A: The script is mine. The screenplay has been written by me in association with Natasha Sahgal. True incidents sparked the idea and then we built upon it.
Q. How was it directing Vikram?
A. He is an amazing actor. I have worked with him during the filming of ‘Ravanan.’ What he brings to the table is unimaginable. He takes his character to another level. Several scenes that he has done are not what I had in mind, but notches higher. That is what an actor like Vikram brings. He elevates your content and makes things easier.

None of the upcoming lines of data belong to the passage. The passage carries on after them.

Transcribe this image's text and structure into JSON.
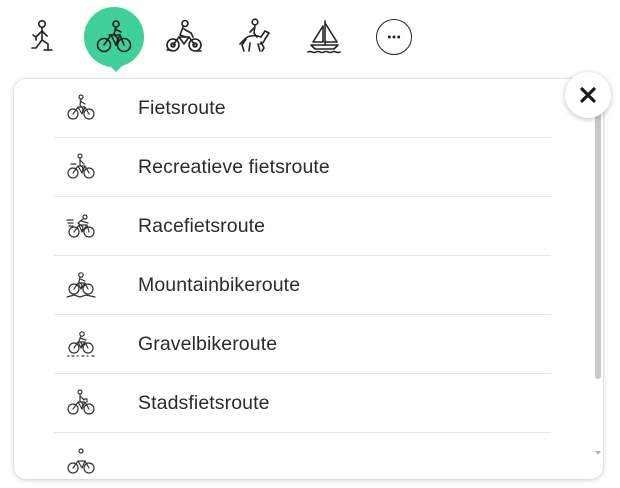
{
  "activities": [
    {
      "icon": "hiker-icon",
      "active": false
    },
    {
      "icon": "cyclist-icon",
      "active": true
    },
    {
      "icon": "motorbike-icon",
      "active": false
    },
    {
      "icon": "horse-rider-icon",
      "active": false
    },
    {
      "icon": "sailboat-icon",
      "active": false
    },
    {
      "icon": "more-icon",
      "active": false
    }
  ],
  "colors": {
    "accent": "#3fcf9a"
  },
  "routes": [
    {
      "label": "Fietsroute",
      "icon": "bike-icon"
    },
    {
      "label": "Recreatieve fietsroute",
      "icon": "recreational-bike-icon"
    },
    {
      "label": "Racefietsroute",
      "icon": "racebike-icon"
    },
    {
      "label": "Mountainbikeroute",
      "icon": "mountainbike-icon"
    },
    {
      "label": "Gravelbikeroute",
      "icon": "gravelbike-icon"
    },
    {
      "label": "Stadsfietsroute",
      "icon": "citybike-icon"
    },
    {
      "label": "",
      "icon": "bike-icon"
    }
  ],
  "close": {
    "icon": "close-icon"
  }
}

A. He is a fun-loving guy but in the film he plays a serious role. Five seconds before the shoot he will be jumping and laughing, but once the camera is turned on, Jiiva switches on like a remote. The intensity he brings to the character is unimaginable.
A. She has an interesting character as you will discover on watching the film. This is something new for her. I think her scenes with Vikram were great. They shared a fantastic camaraderie and jammed very well.

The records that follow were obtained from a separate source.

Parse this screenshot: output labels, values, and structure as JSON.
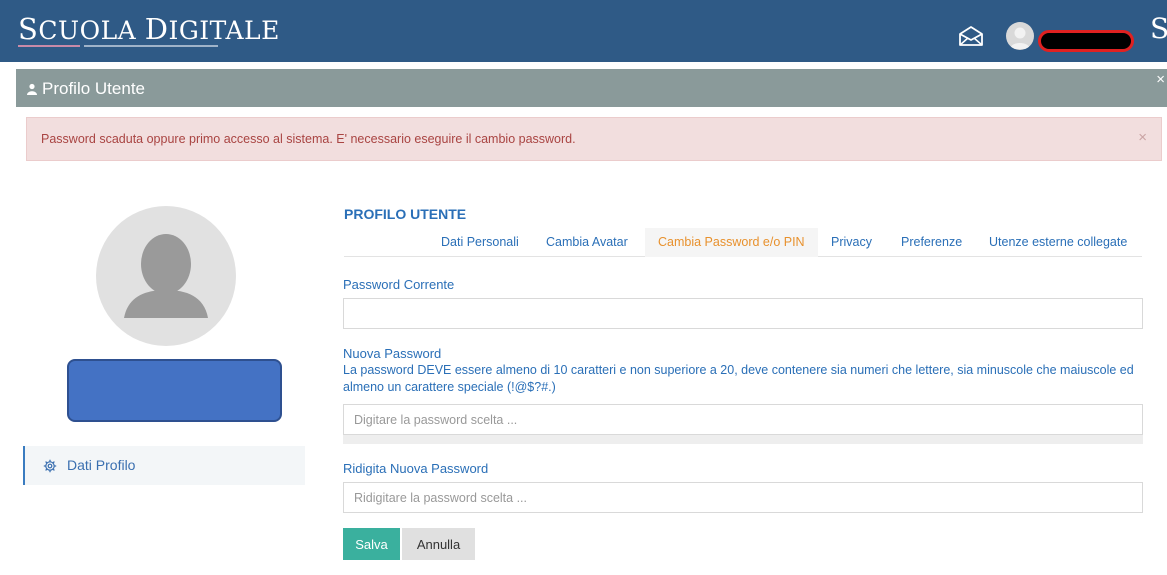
{
  "header": {
    "logo_first_initial": "S",
    "logo_first_rest": "CUOLA",
    "logo_second_initial": "D",
    "logo_second_rest": "IGITALE",
    "truncated_user_text": "S",
    "mail_icon": "envelope-open-icon",
    "avatar_icon": "user-avatar-icon"
  },
  "modal": {
    "title": "Profilo Utente",
    "close_label": "×",
    "alert_text": "Password scaduta oppure primo accesso al sistema. E' necessario eseguire il cambio password.",
    "alert_close_label": "×"
  },
  "sidebar": {
    "item_label": "Dati Profilo",
    "item_icon": "gear-icon"
  },
  "profile": {
    "section_title": "PROFILO UTENTE",
    "tabs": [
      {
        "label": "Dati Personali"
      },
      {
        "label": "Cambia Avatar"
      },
      {
        "label": "Cambia Password e/o PIN"
      },
      {
        "label": "Privacy"
      },
      {
        "label": "Preferenze"
      },
      {
        "label": "Utenze esterne collegate"
      }
    ],
    "active_tab": "Cambia Password e/o PIN"
  },
  "form": {
    "current_password_label": "Password Corrente",
    "current_password_value": "",
    "new_password_label": "Nuova Password",
    "new_password_help": "La password DEVE essere almeno di 10 caratteri e non superiore a 20, deve contenere sia numeri che lettere, sia minuscole che maiuscole ed almeno un carattere speciale (!@$?#.)",
    "new_password_placeholder": "Digitare la password scelta ...",
    "repeat_password_label": "Ridigita Nuova Password",
    "repeat_password_placeholder": "Ridigitare la password scelta ...",
    "save_label": "Salva",
    "cancel_label": "Annulla"
  },
  "colors": {
    "header_bg": "#2f5a86",
    "modal_header_bg": "#8a9a9a",
    "link_blue": "#2a6fb7",
    "active_tab_orange": "#e8912d",
    "save_button": "#3ab09e",
    "alert_bg": "#f2dede",
    "alert_text": "#a94442"
  }
}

Q. Can you share memories of late actor Tilakan, whom you directed in ‘Rahu’?
A. Tilakan was an institution. I had written the script in a certain way and after performing a particular scene, he came up to me and said, ‘I don’t agree with this scene. I personally feel it should be done this way and he enacted it out. I can do it this way or your way, the choice is yours.’
Obviously his way was way ahead of what I had conceived. He was unbelievable.
What’s David all about?
David is set in Mumbai and Goa. One story is of David, a 20-year-old musician, born into a family of devout Christians. He takes guitar lessons for children and is forced to quit his studies in order to support his family, but secretly nurses an ambition to make it big in the music world. He dotes on his two sisters but doesn’t get along with his father, who is a priest. To gain more political mileage, a local politician disgraces David’s father by alleging that he forcefully converts people into Christianity. This incident turns David’s life upside down. What drives young David to avenge this forms the rest of his story.
The second story set in Goa in 2010 is of David, a 35- year- old fisherman living with his mother. His two best friends are Frenny, the owner of a local massage parlour -- and his dead father with whom he chats regularly. His best friend, Peter is getting married to the beautiful deaf and mute Roma. David ends up falling head over heels in love with Roma and convinces himself and his friends that she is in love with him too, jeopardizing Peter’s wedding by pursuing Roma and convincing her to marry him instead. His mis-adventures in his quest to convince Roma form the rest of his story.
For the film’s music, Nambiar collaborated with six music composers: Remo Fernandes, Prashanth Pillai, Anirudh Ravichander (of “Why this Kolaveri Di” fame), Bramfatura, Maatibaani and Modern Mafia, an independent rock band. While the Tamil version has nine tracks, the Hindi version has fifteen tracks. Vikram has sung the song ‘Maria Pita Che,’ in the film.